Just possibly she wasn’t the bubble-brain Adele had assumed. At any rate, Lully had grasped the salient point of the situation and responded to it with impeccable logic.

“Yes!” Daniel said. “How many seats does it have, dear one?”

“Well, four,” Lully said through a recurrence of the pout. “But I thought you and I could—”

“Right!” said Daniel. “Lieutenant Mon! Front and center! We’ve got to be aboard the Princess Cecile before the commodore opens his ports.”

Mon had already pushed in through the double doors from the balcony. He walked with the studied earnestness of a man who was sure that his head would fall off if he didn’t keep it centered squarely over his spine.

Daniel grimaced and turned to Adele. “And you as well, Officer Mundy,” he said. “If we get back in time, you’ll take over as duty officer from Woetjans. I’m certain that the commodore will expect the duty officer to be sober, and I’m equally certain that Woetjans is even less likely to meet that standard that I am myself.”

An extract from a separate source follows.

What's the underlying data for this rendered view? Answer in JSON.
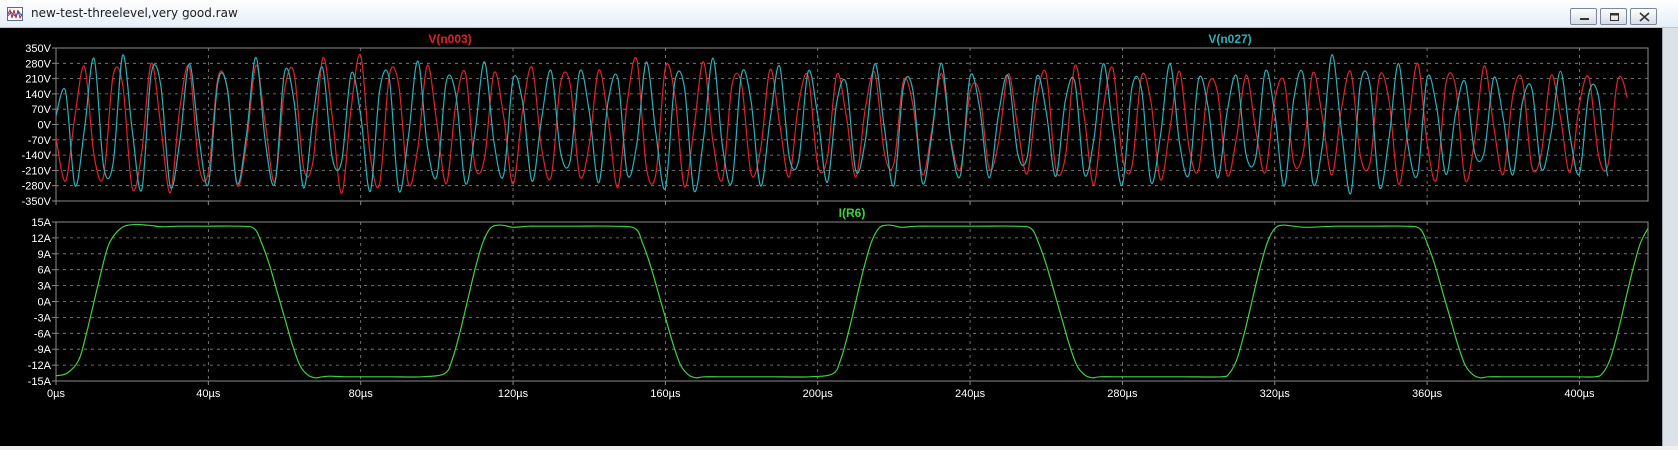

Lifting Ms. Kira Lully, now chauffeur, in much the same fashion that he’d carried her up the stairs earlier, Daniel said to the room, “Good citizens, duty calls! May my every landing find people half so generous as you!”

He strode to the stairwell, the redhead clutched against him like pirate’s booty. Though unburdened, Adele struggled to catch up. Even so Lt. Mon was treading on her heels as she reached the door. Real spacers were amazingly surefooted when moving through clutter.

“By God, we’ll all go greet the squadron!” Admiral Torgis cried behind them. “Gerson, get my car ready!”

* * *

Kira Lully held her trim red-and-gold aircar in ground effect just above the pavement until a roar of steam drowned the snarl of the Winckelmann’s plasma thrusters. Only then did she drop the vehicle’s nose over the cliff edge and plunge toward the Princess Cecile in spirals so tight that centrifugal force pressed the occupants outward.

Daniel had thought of suggesting he take the controls himself, but he’d kept his mouth shut for fear that the redhead would order them all out of the vehicle in a fit of pique. As it turned out, Kira was a much better driver than he was.

Also his fear that she’d blind herself by looking into the heavy cruiser’s exhaust was remarkably silly when he used his head—which wasn’t the part of Daniel Oliver Leary most often to the fore when he was dealing with pretty girls. Obviously, nobody living adjacent to Flood Harbor could be ignorant of the dangers of starships landing and lifting off.

“She’s been running on eighty percent of her masts, and four of her thrusters are out of service too,” Lt. Mon remarked from the rear seat beside Adele. “Christ, I’d forgotten what a bucket the Winckelmann was.”